John was still sleeping as she passed him on the sofa. She stopped and looked at him for a while. The moon was shining down onto him and he looked strangely pained, the muscles of his face knotted up under his skin. Instinctively she put a hand to his cheek, cupping it gently to soothe him. His eyes flickered open and he smiled at her.
‘Betty?’
‘Sorry,’ she said, ‘I didn’t mean to wake you. You just looked so anxious.’
He smiled and yawned. ‘I think you’ll find that’s my natural state of being.’
‘No,’ she said, not wanting to play that game any more. ‘No. It’s not.’
He looked at her quizzically.
‘I’ve seen it now,’ she said, ‘the real John Brightly. In the park, chilling out, larking around with cream buns.

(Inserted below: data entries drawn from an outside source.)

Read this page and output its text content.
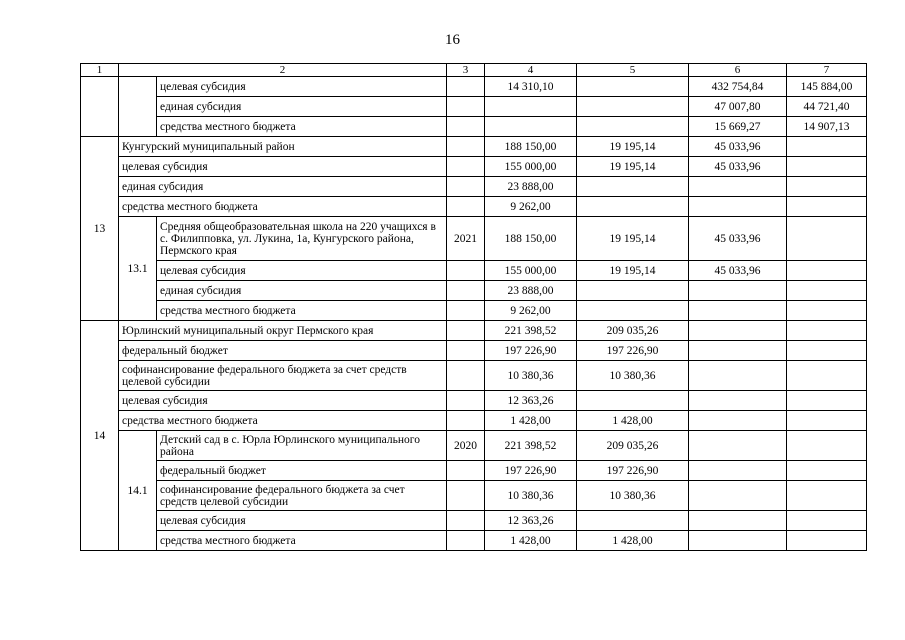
16
1	2		3	4	5	6	7
		целевая субсидия		14 310,10		432 754,84	145 884,00
		единая субсидия				47 007,80	44 721,40
		средства местного бюджета				15 669,27	14 907,13
13	Кунгурский муниципальный район			188 150,00	19 195,14	45 033,96	
	целевая субсидия			155 000,00	19 195,14	45 033,96	
	единая субсидия			23 888,00			
	средства местного бюджета			9 262,00			
	13.1	Средняя общеобразовательная школа на 220 учащихся в с. Филипповка, ул. Лукина, 1а, Кунгурского района, Пермского края	2021	188 150,00	19 195,14	45 033,96	
		целевая субсидия		155 000,00	19 195,14	45 033,96	
		единая субсидия		23 888,00			
		средства местного бюджета		9 262,00			
14	Юрлинский муниципальный округ Пермского края			221 398,52	209 035,26		
	федеральный бюджет			197 226,90	197 226,90		
	софинансирование федерального бюджета за счет средств целевой субсидии			10 380,36	10 380,36		
	целевая субсидия			12 363,26			
	средства местного бюджета			1 428,00	1 428,00		
	14.1	Детский сад в с. Юрла Юрлинского муниципального района	2020	221 398,52	209 035,26		
		федеральный бюджет		197 226,90	197 226,90		
		софинансирование федерального бюджета за счет средств целевой субсидии		10 380,36	10 380,36		
		целевая субсидия		12 363,26			
		средства местного бюджета		1 428,00	1 428,00		
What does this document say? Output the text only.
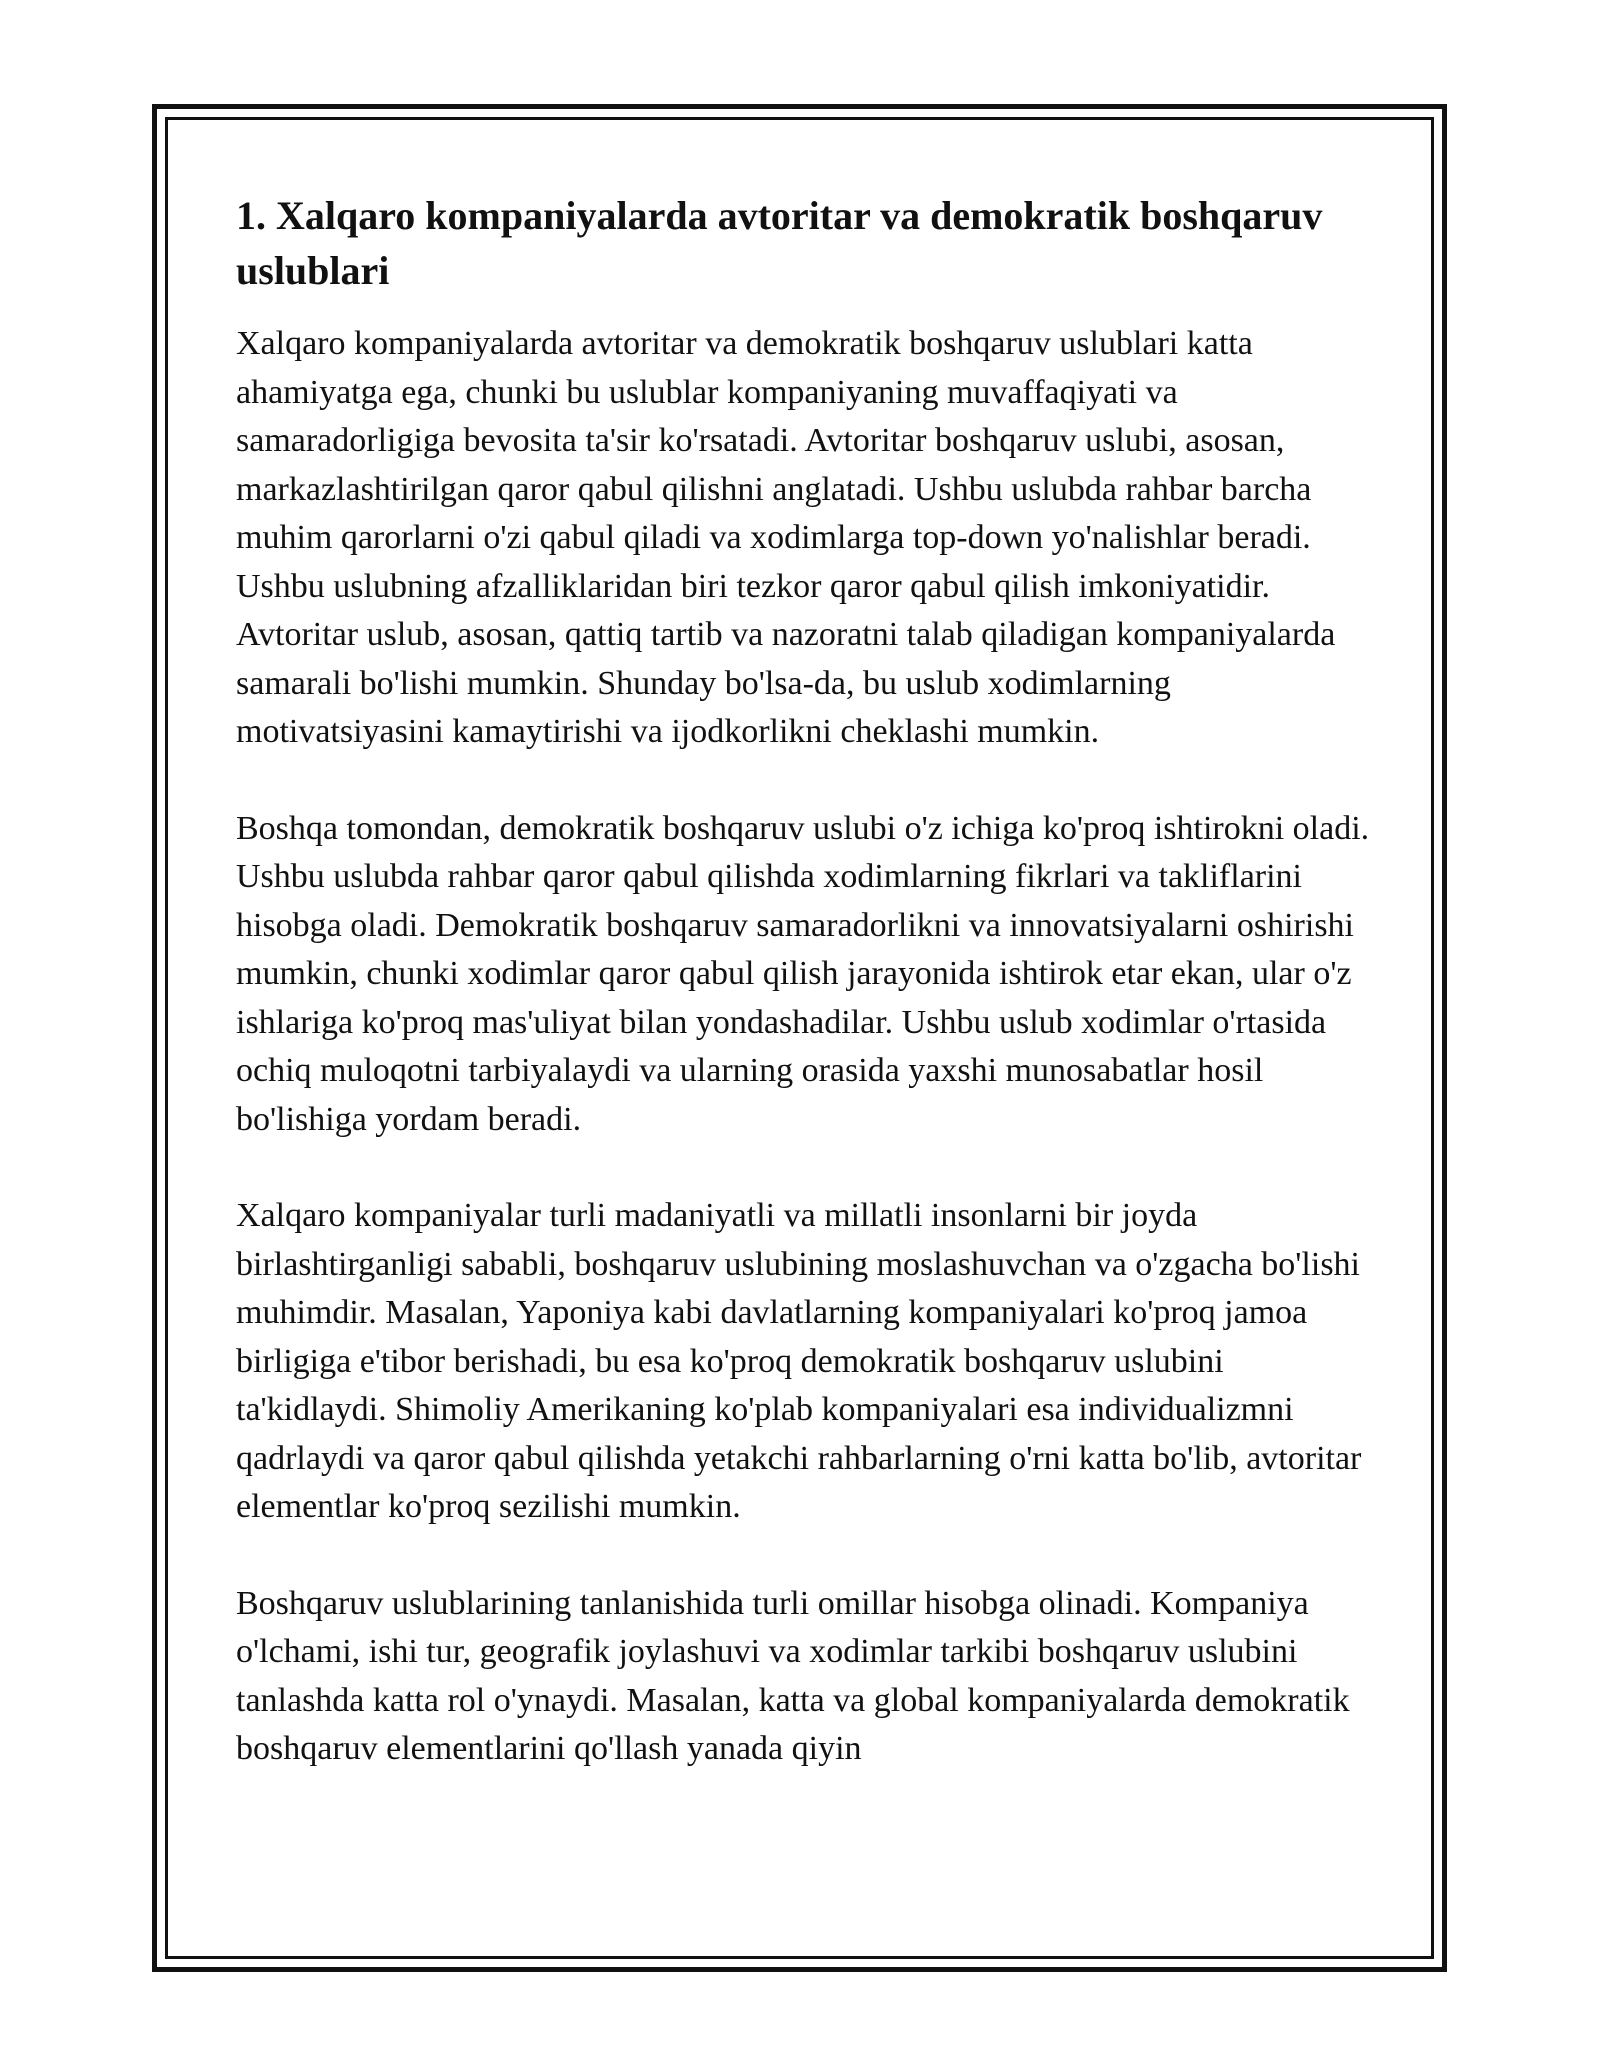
1. Xalqaro kompaniyalarda avtoritar va demokratik boshqaruv uslublari

Xalqaro kompaniyalarda avtoritar va demokratik boshqaruv uslublari katta ahamiyatga ega, chunki bu uslublar kompaniyaning muvaffaqiyati va samaradorligiga bevosita ta'sir ko'rsatadi. Avtoritar boshqaruv uslubi, asosan, markazlashtirilgan qaror qabul qilishni anglatadi. Ushbu uslubda rahbar barcha muhim qarorlarni o'zi qabul qiladi va xodimlarga top-down yo'nalishlar beradi. Ushbu uslubning afzalliklaridan biri tezkor qaror qabul qilish imkoniyatidir. Avtoritar uslub, asosan, qattiq tartib va nazoratni talab qiladigan kompaniyalarda samarali bo'lishi mumkin. Shunday bo'lsa-da, bu uslub xodimlarning motivatsiyasini kamaytirishi va ijodkorlikni cheklashi mumkin.

Boshqa tomondan, demokratik boshqaruv uslubi o'z ichiga ko'proq ishtirokni oladi. Ushbu uslubda rahbar qaror qabul qilishda xodimlarning fikrlari va takliflarini hisobga oladi. Demokratik boshqaruv samaradorlikni va innovatsiyalarni oshirishi mumkin, chunki xodimlar qaror qabul qilish jarayonida ishtirok etar ekan, ular o'z ishlariga ko'proq mas'uliyat bilan yondashadilar. Ushbu uslub xodimlar o'rtasida ochiq muloqotni tarbiyalaydi va ularning orasida yaxshi munosabatlar hosil bo'lishiga yordam beradi.

Xalqaro kompaniyalar turli madaniyatli va millatli insonlarni bir joyda birlashtirganligi sababli, boshqaruv uslubining moslashuvchan va o'zgacha bo'lishi muhimdir. Masalan, Yaponiya kabi davlatlarning kompaniyalari ko'proq jamoa birligiga e'tibor berishadi, bu esa ko'proq demokratik boshqaruv uslubini ta'kidlaydi. Shimoliy Amerikaning ko'plab kompaniyalari esa individualizmni qadrlaydi va qaror qabul qilishda yetakchi rahbarlarning o'rni katta bo'lib, avtoritar elementlar ko'proq sezilishi mumkin.

Boshqaruv uslublarining tanlanishida turli omillar hisobga olinadi. Kompaniya o'lchami, ishi tur, geografik joylashuvi va xodimlar tarkibi boshqaruv uslubini tanlashda katta rol o'ynaydi. Masalan, katta va global kompaniyalarda demokratik boshqaruv elementlarini qo'llash yanada qiyin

You can’t fool me any more.’
‘Damn,’ he said. ‘Cover blown.’ He brought himself up to a sitting position and Betty sat down next to him. ‘What are you doing awake, anyway?’
‘Candy Lee,’ she sighed through a yawn. ‘Bringing herself to countless extremely loud orgasms. In sexy lingerie. Jesus. I think I’m done here, you know. I think I’m finished with Soho. My mother was right. It’s not a place to live. My contract’s nearly up and I really think I might have to move on.’
John glanced at her anxiously. ‘Oh,’ he said flatly.
Betty smiled at him. ‘You sound disappointed,’ she said.
He shrugged. ‘Well, you know, I’ve got used to having you around. Where are you thinking of going?’
‘Oh, shit, I don’t know.’ She ran her hands down her face, thinking of St Luke’s House. ‘I have no idea.’ She inhaled loudly, and then she said: ‘Dom Jones just asked me to live with him.’
John blinked. ‘What?’
‘Earlier, when I went round to his. He told me he’s crazy about me and he wants to live in the country with me and become a new person.’ As the words left her mouth she felt the full ridiculousness of them and she laughed wryly.
‘You’re kidding me.’
‘No,’ she laughed again. ‘I’m not. Look.’ She brought the particulars for St Luke’s House down from her mezzanine. ‘He wants to buy this and move me in. He wants to be a “grown-up”.’
The two of them sat side by side staring at the part
iculars for a minute, both trying to form a suitable response.
‘So, that morning,’ began John, ‘you know, when you were coming in, early ...?’
‘Yes. I slept with him. I slept with Dom Jones. You were right.’
John groaned and let his chin fall into his chest. ‘Oh, Betty,’ he said.
‘I know,’ she said. ‘And I know you said I would and I said I wouldn’t, but honestly, John, he can be so lovely ...’
John raised an eyebrow sceptically.
‘Really. He can. And then other times he can be such a prick, and I do really like him, though I definitely don’t think I love him. But look at this place!’ she waved the paperwork. ‘Just look at it! I wouldn’t have to work again. I wouldn’t have to worry about money ...’
‘You wouldn’t ever be able to trust him. Ever.’
Betty sighed and stared at her feet. ‘I know,’ she said. ‘Of course I know. It’s just. Christ. He’s a pop star. He’s a genius ...’
John snorted.
‘Well, some people think he’s a genius. And Arlette lost her chance to spend her life with a world-famous musician. She had that opportunity taken away from her and now it’s being offered to me and I kind of think it’s like history repeating itself and I’d need a really good reason not to take it.’
It was silent for a moment and Betty stared pensively at the carpet beneath her feet.
‘I can think of a really good reason.’
She looked at him curiously. ‘What?’ she said.
‘This,’ he said.
And then he brought her face towards his with warm strong hands and kissed her on the lips.
Betty stared at him. She blinked, once, and said, ‘You kissed me.’
He nodded.
‘Why?’ she said. ‘Why did you kiss me?’
He groaned and got to his feet. He paced towards the window and stared at the street below.
‘No, really,’ she continued. ‘Why?’
He turned, abruptly, and stared at her. ‘Never mind,’ he said quietly. ‘Forget it ever happened.’